A Moon for the Misbegotten

ABC-TV

Those were the days of Abie's Irish Rose and the Hollywood little people. O'Neill has America in the person of a Connecticut Yankee get to the truth of it, and lay his head on the "beautiful breasts" of Ireland for a space. This is the sort of thing which earned O'Neill a reputation for great playwriting, but somewhere along the line the import of his plays seems to have been mislaid, and he himself regarded as a glowering lord of the dark tragedian. This is a great loss for the American theater, to say the least, but it will be remembered that when the Beeb came to record the Bard's Complete Works, four hundred years on, it still seemed advisable to them that the plays should be streamlined (be it ever so slightly), if only because three hundred fifty years of performance tradition are not brushed aside lightly.

So we have Jason Robards in this 1975 production spewing his guts out and eating his liver in a part which really ought to be played for O'Neill's interest, in a beautiful comedy that is closer to The Playboy of the Western World than a bloody rant. Robards gives signs early on of what he could do with it, just an odd expression full of hair-raising possibilities. And then he plunges into a suicidal bath of bathos, and there is no saving him. It takes courage to follow such a misreading to the gall of its end, and Robards has far more of it than even the British, who do their Lears better only by dint of aging in the hogshead. If you look closely you will see him toss in a tiny bit of Jack Lemmon at one point, and Charles Laughton at another.
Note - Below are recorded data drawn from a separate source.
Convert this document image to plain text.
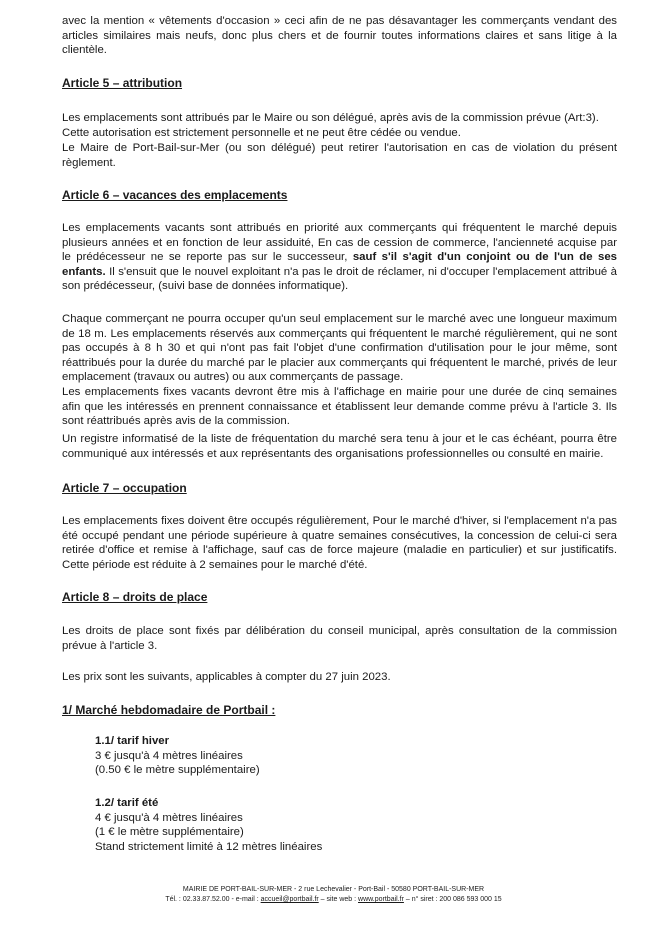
avec la mention « vêtements d'occasion » ceci afin de ne pas désavantager les commerçants vendant des articles similaires mais neufs, donc plus chers et de fournir toutes informations claires et sans litige à la clientèle.

Article 5 – attribution

Les emplacements sont attribués par le Maire ou son délégué, après avis de la commission prévue (Art:3).

Cette autorisation est strictement personnelle et ne peut être cédée ou vendue.

Le Maire de Port-Bail-sur-Mer (ou son délégué) peut retirer l'autorisation en cas de violation du présent règlement.

Article 6 – vacances des emplacements

Les emplacements vacants sont attribués en priorité aux commerçants qui fréquentent le marché depuis plusieurs années et en fonction de leur assiduité, En cas de cession de commerce, l'ancienneté acquise par le prédécesseur ne se reporte pas sur le successeur, sauf s'il s'agit d'un conjoint ou de l'un de ses enfants. Il s'ensuit que le nouvel exploitant n'a pas le droit de réclamer, ni d'occuper l'emplacement attribué à son prédécesseur, (suivi base de données informatique).

Chaque commerçant ne pourra occuper qu'un seul emplacement sur le marché avec une longueur maximum de 18 m. Les emplacements réservés aux commerçants qui fréquentent le marché régulièrement, qui ne sont pas occupés à 8 h 30 et qui n'ont pas fait l'objet d'une confirmation d'utilisation pour le jour même, sont réattribués pour la durée du marché par le placier aux commerçants qui fréquentent le marché, privés de leur emplacement (travaux ou autres) ou aux commerçants de passage.

Les emplacements fixes vacants devront être mis à l'affichage en mairie pour une durée de cinq semaines afin que les intéressés en prennent connaissance et établissent leur demande comme prévu à l'article 3. Ils sont réattribués après avis de la commission.

Un registre informatisé de la liste de fréquentation du marché sera tenu à jour et le cas échéant, pourra être communiqué aux intéressés et aux représentants des organisations professionnelles ou consulté en mairie.

Article 7 – occupation

Les emplacements fixes doivent être occupés régulièrement, Pour le marché d'hiver, si l'emplacement n'a pas été occupé pendant une période supérieure à quatre semaines consécutives, la concession de celui-ci sera retirée d'office et remise à l'affichage, sauf cas de force majeure (maladie en particulier) et sur justificatifs. Cette période est réduite à 2 semaines pour le marché d'été.

Article 8 – droits de place

Les droits de place sont fixés par délibération du conseil municipal, après consultation de la commission prévue à l'article 3.

Les prix sont les suivants, applicables à compter du 27 juin 2023.

1/ Marché hebdomadaire de Portbail :
1.1/ tarif hiver
3 € jusqu'à 4 mètres linéaires
(0.50 € le mètre supplémentaire)
1.2/ tarif été
4 € jusqu'à 4 mètres linéaires
(1 € le mètre supplémentaire)
Stand strictement limité à 12 mètres linéaires
MAIRIE DE PORT-BAIL-SUR-MER - 2 rue Lechevalier - Port-Bail - 50580 PORT-BAIL-SUR-MER
Tél. : 02.33.87.52.00 - e-mail : accueil@portbail.fr – site web : www.portbail.fr – n° siret : 200 086 593 000 15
The problem is simply that the play is obscured, literally, by such treatment. Colleen Dewhurst is directed to act in a gestural Broadway style, and there's no good reason for it, unless she is preparing the shock of the interpretation, but she is too good a comedienne to be kept down, and the jokes fairly fly off her fingers, given half a chance. Ed Flanders is saved for a brilliant performance in this brilliant play by a directorial concern for comedy relief, though even he must look dutifully dour, adventitiously.

Anyone fortunate enough to see James Earl Jones pick up an insignificant play by its roots and turn it into the thunderation and music and poetry that was Fences will have witnessed an ancient and venerable theatrical tradition carried on with every merit and glory it deserves. A great play is not to be fiddled with, however.

After all the noise, Robards speaks the best line in the play, "I don't like your damned moon, Josie. It's an ad for the past." And then, incredibly, he recalls Pinter on Anew McMaster in Othello by reciting, "It is the very error of the moon; She comes more near the earth than she was wont, And makes men mad."